The Challenge
The bank’s fraud prevention team operated a 12-year-old rule engine with 240+ static rules manually curated by analysts. As digital transaction volumes tripled post-COVID, the system collapsed under load — scoring delays of 3-8 seconds were killing the mobile banking UX. Worse, adaptive fraudsters learned to circumvent the static rules within days of each update, causing recurring losses across credit card skimming, UPI reversal fraud, and identity-spoofed account takeovers.
Our Solution
HNBC designed and deployed a three-layer real-time fraud intelligence platform built around ensemble machine learning models, streaming event processing, and a closed-loop feedback system that continuously retrains on new fraud patterns
Architecture Highlights
The platform runs on AWS with EKS for the model serving layer, Kinesis for event ingestion, and Aurora PostgreSQL for the feature store. Auto-scaling handles transaction spikes during salary credit days (5-10× normal volume) with zero SLA degradation. All model decisions are logged to an immutable audit ledger compliant with RBI’s fraud monitoring framework.

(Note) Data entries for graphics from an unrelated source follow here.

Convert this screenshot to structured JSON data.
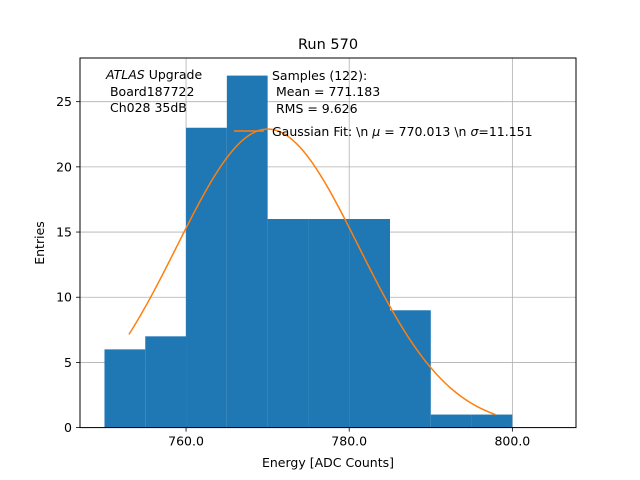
{
  "chart_data": {
    "type": "bar",
    "title": "Run 570",
    "xlabel": "Energy [ADC Counts]",
    "ylabel": "Entries",
    "xlim": [
      747,
      807.8
    ],
    "ylim": [
      0,
      28.35
    ],
    "x_ticks": [
      760,
      780,
      800
    ],
    "x_tick_labels": [
      "760.0",
      "780.0",
      "800.0"
    ],
    "y_ticks": [
      0,
      5,
      10,
      15,
      20,
      25
    ],
    "y_tick_labels": [
      "0",
      "5",
      "10",
      "15",
      "20",
      "25"
    ],
    "grid": true,
    "histogram": {
      "bins": [
        {
          "x0": 750,
          "x1": 755,
          "count": 6
        },
        {
          "x0": 755,
          "x1": 760,
          "count": 7
        },
        {
          "x0": 760,
          "x1": 765,
          "count": 23
        },
        {
          "x0": 765,
          "x1": 770,
          "count": 27
        },
        {
          "x0": 770,
          "x1": 775,
          "count": 16
        },
        {
          "x0": 775,
          "x1": 780,
          "count": 16
        },
        {
          "x0": 780,
          "x1": 785,
          "count": 16
        },
        {
          "x0": 785,
          "x1": 790,
          "count": 9
        },
        {
          "x0": 790,
          "x1": 795,
          "count": 1
        },
        {
          "x0": 795,
          "x1": 800,
          "count": 1
        }
      ],
      "color": "#1f77b4"
    },
    "fit": {
      "amplitude": 22.9,
      "mu": 770.013,
      "sigma": 11.151,
      "x_range": [
        753,
        798
      ],
      "color": "#ff7f0e"
    },
    "legend": {
      "placement": "top-right",
      "entries": [
        {
          "label": "Samples (122):",
          "kind": "patch"
        },
        {
          "label": " Mean = 771.183",
          "kind": "text"
        },
        {
          "label": " RMS = 9.626",
          "kind": "text"
        },
        {
          "label": "Gaussian Fit: \\n $\\mu$ = 770.013 \\n $\\sigma$=11.151",
          "kind": "line",
          "display_prefix": "Gaussian Fit: \\n ",
          "mu_symbol": "μ",
          "mid": " = 770.013 \\n ",
          "sigma_symbol": "σ",
          "suffix": "=11.151"
        }
      ]
    },
    "annotation": {
      "italic": "ATLAS",
      "rest": " Upgrade",
      "line2": " Board187722",
      "line3": " Ch028 35dB"
    }
  }
}
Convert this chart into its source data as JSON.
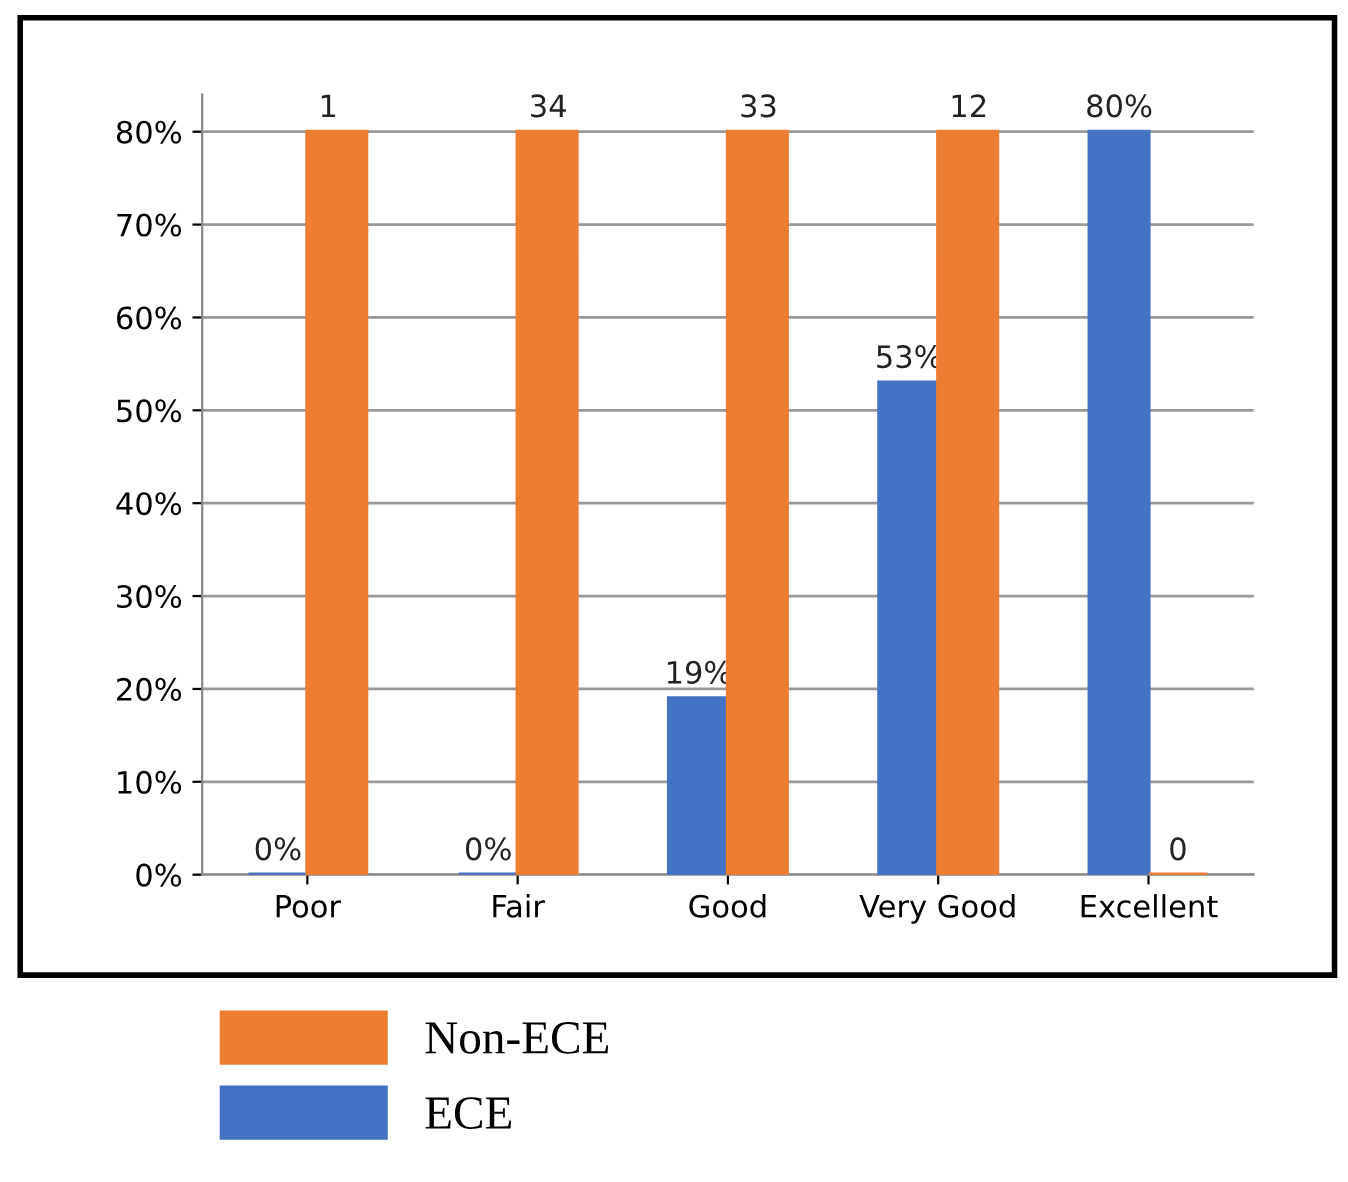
{
  "chart_data": {
    "type": "bar",
    "categories": [
      "Poor",
      "Fair",
      "Good",
      "Very Good",
      "Excellent"
    ],
    "series": [
      {
        "name": "ECE",
        "color": "#4472c4",
        "values": [
          0,
          0,
          19,
          53,
          80
        ],
        "value_labels": [
          "0%",
          "0%",
          "19%",
          "53%",
          "80%"
        ]
      },
      {
        "name": "Non-ECE",
        "color": "#ed7d31",
        "values": [
          80,
          80,
          80,
          80,
          0
        ],
        "value_labels": [
          null,
          null,
          null,
          null,
          "0"
        ]
      }
    ],
    "annotations": [
      {
        "text": "1",
        "x": "Poor",
        "y": 80
      },
      {
        "text": "34",
        "x": "Fair",
        "y": 80
      },
      {
        "text": "33",
        "x": "Good",
        "y": 80
      },
      {
        "text": "12",
        "x": "Very Good",
        "y": 80
      }
    ],
    "ylim": [
      0,
      84
    ],
    "yticks": [
      {
        "value": 0,
        "label": "0%"
      },
      {
        "value": 10,
        "label": "10%"
      },
      {
        "value": 20,
        "label": "20%"
      },
      {
        "value": 30,
        "label": "30%"
      },
      {
        "value": 40,
        "label": "40%"
      },
      {
        "value": 50,
        "label": "50%"
      },
      {
        "value": 60,
        "label": "60%"
      },
      {
        "value": 70,
        "label": "70%"
      },
      {
        "value": 80,
        "label": "80%"
      }
    ],
    "grid": "y",
    "legend": "bottom"
  }
}
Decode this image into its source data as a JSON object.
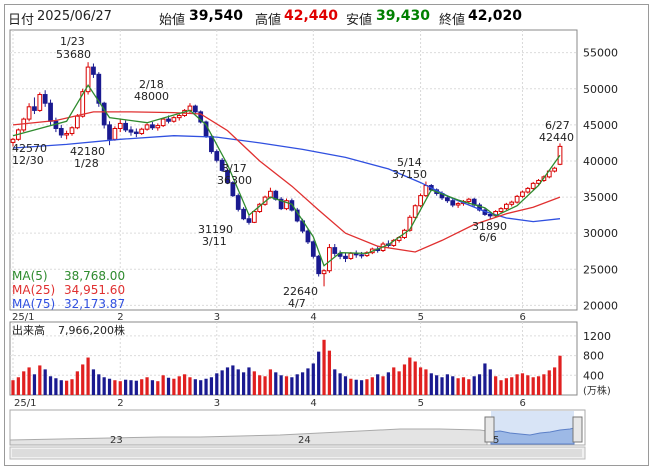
{
  "header": {
    "date_label": "日付",
    "date": "2025/06/27",
    "open_label": "始値",
    "open": "39,540",
    "high_label": "高値",
    "high": "42,440",
    "low_label": "安値",
    "low": "39,430",
    "close_label": "終値",
    "close": "42,020",
    "colors": {
      "open": "#000000",
      "high": "#e00000",
      "low": "#008000",
      "close": "#000000"
    }
  },
  "price_axis": {
    "ticks": [
      "55000",
      "50000",
      "45000",
      "40000",
      "35000",
      "30000",
      "25000",
      "20000"
    ],
    "ylim": [
      19500,
      58000
    ]
  },
  "month_labels": [
    "25/1",
    "2",
    "3",
    "4",
    "5",
    "6"
  ],
  "annotations": [
    {
      "id": "jan23-date",
      "text": "1/23"
    },
    {
      "id": "jan23-value",
      "text": "53680"
    },
    {
      "id": "feb18-date",
      "text": "2/18"
    },
    {
      "id": "feb18-value",
      "text": "48000"
    },
    {
      "id": "dec30-value",
      "text": "42570"
    },
    {
      "id": "dec30-date",
      "text": "12/30"
    },
    {
      "id": "jan28-value",
      "text": "42180"
    },
    {
      "id": "jan28-date",
      "text": "1/28"
    },
    {
      "id": "mar17-date",
      "text": "3/17"
    },
    {
      "id": "mar17-value",
      "text": "36300"
    },
    {
      "id": "mar11-value",
      "text": "31190"
    },
    {
      "id": "mar11-date",
      "text": "3/11"
    },
    {
      "id": "apr7-value",
      "text": "22640"
    },
    {
      "id": "apr7-date",
      "text": "4/7"
    },
    {
      "id": "may14-date",
      "text": "5/14"
    },
    {
      "id": "may14-value",
      "text": "37150"
    },
    {
      "id": "jun6-value",
      "text": "31890"
    },
    {
      "id": "jun6-date",
      "text": "6/6"
    },
    {
      "id": "jun27-date",
      "text": "6/27"
    },
    {
      "id": "jun27-value",
      "text": "42440"
    }
  ],
  "legend": [
    {
      "label": "MA(5)",
      "value": "38,768.00",
      "color": "#2e8b2e"
    },
    {
      "label": "MA(25)",
      "value": "34,951.60",
      "color": "#e03030"
    },
    {
      "label": "MA(75)",
      "value": "32,173.87",
      "color": "#3050e0"
    }
  ],
  "volume": {
    "label": "出来高",
    "value": "7,966,200株",
    "axis_ticks": [
      "1200",
      "800",
      "400"
    ],
    "unit": "(万株)",
    "ymax": 1400
  },
  "navigator": {
    "labels": [
      "23",
      "24",
      "5"
    ]
  },
  "chart_data": {
    "type": "candlestick",
    "x_start": "2024/12/30",
    "x_end": "2025/06/27",
    "candles": [
      [
        42570,
        43200,
        42000,
        43000
      ],
      [
        43000,
        44500,
        42800,
        44300
      ],
      [
        44300,
        46000,
        44000,
        45800
      ],
      [
        45800,
        48000,
        45500,
        47500
      ],
      [
        47500,
        48800,
        46500,
        47000
      ],
      [
        47000,
        49500,
        46800,
        49200
      ],
      [
        49200,
        49800,
        47500,
        48000
      ],
      [
        48000,
        48500,
        45000,
        45500
      ],
      [
        45500,
        46000,
        44000,
        44500
      ],
      [
        44500,
        45000,
        43200,
        43600
      ],
      [
        43600,
        44200,
        43000,
        43800
      ],
      [
        43800,
        44800,
        43500,
        44600
      ],
      [
        44600,
        46500,
        44400,
        46200
      ],
      [
        46200,
        50000,
        46000,
        49600
      ],
      [
        49600,
        53680,
        49200,
        53000
      ],
      [
        53000,
        53500,
        51500,
        52000
      ],
      [
        52000,
        52300,
        47500,
        48000
      ],
      [
        48000,
        48200,
        44500,
        45000
      ],
      [
        45000,
        45500,
        42180,
        43000
      ],
      [
        43000,
        44800,
        42800,
        44500
      ],
      [
        44500,
        45800,
        44000,
        45200
      ],
      [
        45200,
        45600,
        44000,
        44300
      ],
      [
        44300,
        44800,
        43500,
        44000
      ],
      [
        44000,
        44500,
        43300,
        43800
      ],
      [
        43800,
        44600,
        43600,
        44400
      ],
      [
        44400,
        45200,
        44200,
        45000
      ],
      [
        45000,
        45400,
        44300,
        44600
      ],
      [
        44600,
        45200,
        44200,
        44900
      ],
      [
        44900,
        46000,
        44700,
        45800
      ],
      [
        45800,
        46300,
        45200,
        45500
      ],
      [
        45500,
        46200,
        45300,
        46000
      ],
      [
        46000,
        46600,
        45600,
        46300
      ],
      [
        46300,
        47200,
        46100,
        47000
      ],
      [
        47000,
        48000,
        46600,
        47600
      ],
      [
        47600,
        47800,
        46500,
        46800
      ],
      [
        46800,
        47000,
        45200,
        45400
      ],
      [
        45400,
        45600,
        43200,
        43400
      ],
      [
        43400,
        43700,
        41000,
        41300
      ],
      [
        41300,
        41600,
        39800,
        40100
      ],
      [
        40100,
        40400,
        38500,
        38700
      ],
      [
        38700,
        38900,
        36800,
        37000
      ],
      [
        37000,
        37200,
        35000,
        35200
      ],
      [
        35200,
        35500,
        33000,
        33300
      ],
      [
        33300,
        33600,
        31800,
        32000
      ],
      [
        32000,
        32500,
        31190,
        31500
      ],
      [
        31500,
        33200,
        31400,
        33000
      ],
      [
        33000,
        34200,
        32800,
        34000
      ],
      [
        34000,
        35200,
        33800,
        35000
      ],
      [
        35000,
        36300,
        34800,
        35800
      ],
      [
        35800,
        36000,
        34500,
        34700
      ],
      [
        34700,
        35000,
        33200,
        33400
      ],
      [
        33400,
        34800,
        33200,
        34500
      ],
      [
        34500,
        34800,
        33000,
        33200
      ],
      [
        33200,
        33500,
        31500,
        31700
      ],
      [
        31700,
        32000,
        30000,
        30300
      ],
      [
        30300,
        30600,
        28500,
        28800
      ],
      [
        28800,
        29000,
        26500,
        26800
      ],
      [
        26800,
        27000,
        24000,
        24400
      ],
      [
        24400,
        25000,
        22640,
        24800
      ],
      [
        24800,
        28500,
        24500,
        28000
      ],
      [
        28000,
        28500,
        26800,
        27200
      ],
      [
        27200,
        27600,
        26400,
        26800
      ],
      [
        26800,
        27200,
        26000,
        26500
      ],
      [
        26500,
        27400,
        26300,
        27200
      ],
      [
        27200,
        27600,
        26600,
        27000
      ],
      [
        27000,
        27400,
        26500,
        26900
      ],
      [
        26900,
        27500,
        26700,
        27300
      ],
      [
        27300,
        28000,
        27100,
        27800
      ],
      [
        27800,
        28200,
        27300,
        27600
      ],
      [
        27600,
        28800,
        27400,
        28500
      ],
      [
        28500,
        29000,
        28000,
        28300
      ],
      [
        28300,
        29200,
        28100,
        29000
      ],
      [
        29000,
        29600,
        28700,
        29400
      ],
      [
        29400,
        30600,
        29200,
        30400
      ],
      [
        30400,
        32500,
        30200,
        32200
      ],
      [
        32200,
        34000,
        32000,
        33800
      ],
      [
        33800,
        35500,
        33600,
        35200
      ],
      [
        35200,
        37150,
        35000,
        36600
      ],
      [
        36600,
        36800,
        35800,
        36000
      ],
      [
        36000,
        36200,
        35200,
        35500
      ],
      [
        35500,
        35800,
        34600,
        34900
      ],
      [
        34900,
        35200,
        34200,
        34500
      ],
      [
        34500,
        34800,
        33600,
        33900
      ],
      [
        33900,
        34300,
        33500,
        34100
      ],
      [
        34100,
        34600,
        33800,
        34400
      ],
      [
        34400,
        34900,
        34000,
        34700
      ],
      [
        34700,
        34900,
        33700,
        33900
      ],
      [
        33900,
        34200,
        33000,
        33200
      ],
      [
        33200,
        33500,
        32400,
        32600
      ],
      [
        32600,
        33000,
        31890,
        32400
      ],
      [
        32400,
        33200,
        32200,
        33000
      ],
      [
        33000,
        33600,
        32800,
        33400
      ],
      [
        33400,
        34200,
        33200,
        34000
      ],
      [
        34000,
        34500,
        33700,
        34300
      ],
      [
        34300,
        35300,
        34100,
        35100
      ],
      [
        35100,
        35900,
        34900,
        35700
      ],
      [
        35700,
        36400,
        35500,
        36200
      ],
      [
        36200,
        37100,
        36000,
        36900
      ],
      [
        36900,
        37500,
        36600,
        37300
      ],
      [
        37300,
        38000,
        37100,
        37800
      ],
      [
        37800,
        38800,
        37600,
        38600
      ],
      [
        38600,
        39200,
        38400,
        39000
      ],
      [
        39540,
        42440,
        39430,
        42020
      ]
    ],
    "ma5": [
      [
        0,
        43500
      ],
      [
        10,
        45500
      ],
      [
        14,
        50500
      ],
      [
        18,
        46000
      ],
      [
        25,
        45300
      ],
      [
        33,
        47000
      ],
      [
        36,
        45000
      ],
      [
        40,
        39500
      ],
      [
        44,
        32500
      ],
      [
        48,
        35000
      ],
      [
        52,
        34000
      ],
      [
        56,
        29500
      ],
      [
        58,
        25500
      ],
      [
        61,
        27300
      ],
      [
        66,
        27200
      ],
      [
        70,
        28400
      ],
      [
        74,
        30500
      ],
      [
        78,
        36000
      ],
      [
        83,
        34600
      ],
      [
        88,
        33500
      ],
      [
        90,
        32400
      ],
      [
        94,
        33800
      ],
      [
        98,
        36600
      ],
      [
        102,
        40800
      ]
    ],
    "ma25": [
      [
        0,
        45000
      ],
      [
        8,
        45600
      ],
      [
        15,
        46800
      ],
      [
        22,
        46800
      ],
      [
        30,
        46700
      ],
      [
        35,
        46500
      ],
      [
        40,
        44200
      ],
      [
        46,
        40000
      ],
      [
        52,
        36500
      ],
      [
        57,
        33200
      ],
      [
        62,
        30000
      ],
      [
        68,
        28200
      ],
      [
        75,
        27400
      ],
      [
        80,
        29000
      ],
      [
        86,
        31200
      ],
      [
        92,
        32700
      ],
      [
        97,
        33600
      ],
      [
        102,
        35000
      ]
    ],
    "ma75": [
      [
        0,
        41800
      ],
      [
        10,
        42300
      ],
      [
        20,
        43000
      ],
      [
        30,
        43500
      ],
      [
        38,
        43300
      ],
      [
        46,
        42500
      ],
      [
        54,
        41600
      ],
      [
        62,
        40500
      ],
      [
        70,
        38900
      ],
      [
        76,
        37000
      ],
      [
        82,
        34800
      ],
      [
        88,
        33000
      ],
      [
        92,
        32100
      ],
      [
        97,
        31600
      ],
      [
        102,
        32000
      ]
    ],
    "volumes": [
      300,
      360,
      480,
      560,
      420,
      600,
      520,
      380,
      340,
      300,
      290,
      320,
      480,
      620,
      760,
      520,
      420,
      360,
      330,
      300,
      280,
      310,
      300,
      290,
      320,
      360,
      300,
      280,
      400,
      350,
      330,
      380,
      420,
      360,
      320,
      300,
      330,
      360,
      440,
      500,
      560,
      600,
      520,
      460,
      560,
      480,
      400,
      380,
      520,
      460,
      400,
      380,
      360,
      420,
      460,
      540,
      640,
      880,
      1120,
      900,
      520,
      440,
      380,
      330,
      310,
      300,
      320,
      360,
      420,
      380,
      460,
      560,
      480,
      620,
      760,
      680,
      560,
      520,
      440,
      400,
      360,
      420,
      380,
      340,
      360,
      320,
      380,
      420,
      640,
      520,
      380,
      300,
      340,
      360,
      420,
      440,
      400,
      360,
      380,
      420,
      500,
      560,
      797
    ]
  }
}
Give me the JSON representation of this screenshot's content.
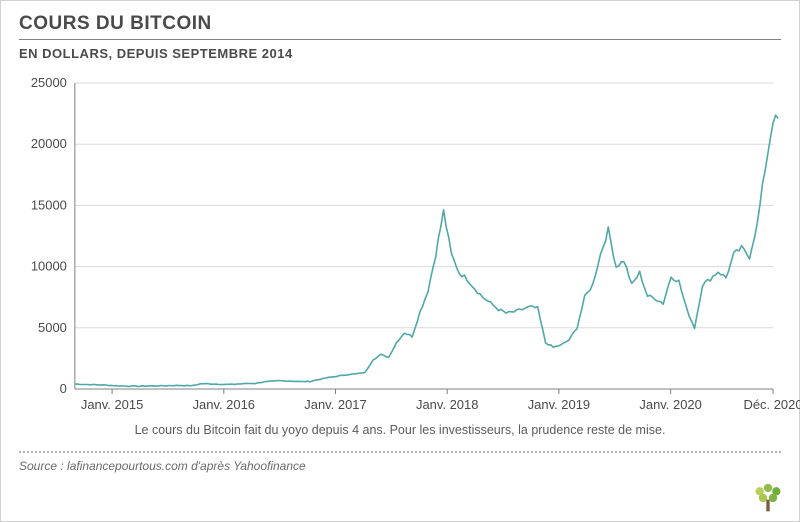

Case Study 02 · Healthcare
Hospital Information System Modernisation
500-Bed Multi-Specialty Hospital • Chennai, Tamil Nadu
Zero-Downtime Migration from Legacy HIS to Cloud-Native Platform
A leading multi-specialty hospital was running a 12-year-old HIS that produced ₹40L+ in annual billing errors and required 45 minutes to generate daily MIS reports.
The Challenge
The hospital operated across four buildings with 47 departments, 500 beds, and 1,200+ daily outpatient visits. Their legacy HIS ran on an on-premise Windows server with a monolithic .NET codebase last updated in 2012. Critical issues included: billing module miscalculations costing ₹40L+ per year, zero mobile access for doctors during ward rounds, no interoperability with diagnostic lab systems, and a complete inability to participate in India’s Ayushman Bharat Digital Mission (ABDM) due to lack of FHIR support.
Our Solution
HNBC designed a phased, zero-downtime migration strategy: run the new cloud-native system in parallel for 60 days before cutting over. The new platform was built as a microservices architecture on Azure, with each hospital department as an independently deployable domain service.
Architecture Highlights
Data migration of 3M+ patient records was executed using a custom ETL pipeline with deduplication, validation, and rollback capabilities. The 60-day parallel run allowed staff to gain confidence before the final cutover, which happened on a Sunday at 2 AM with 100% data integrity. Post-go-live, HNBC provided on-site support for 30 days, training 380 staff members across all shifts.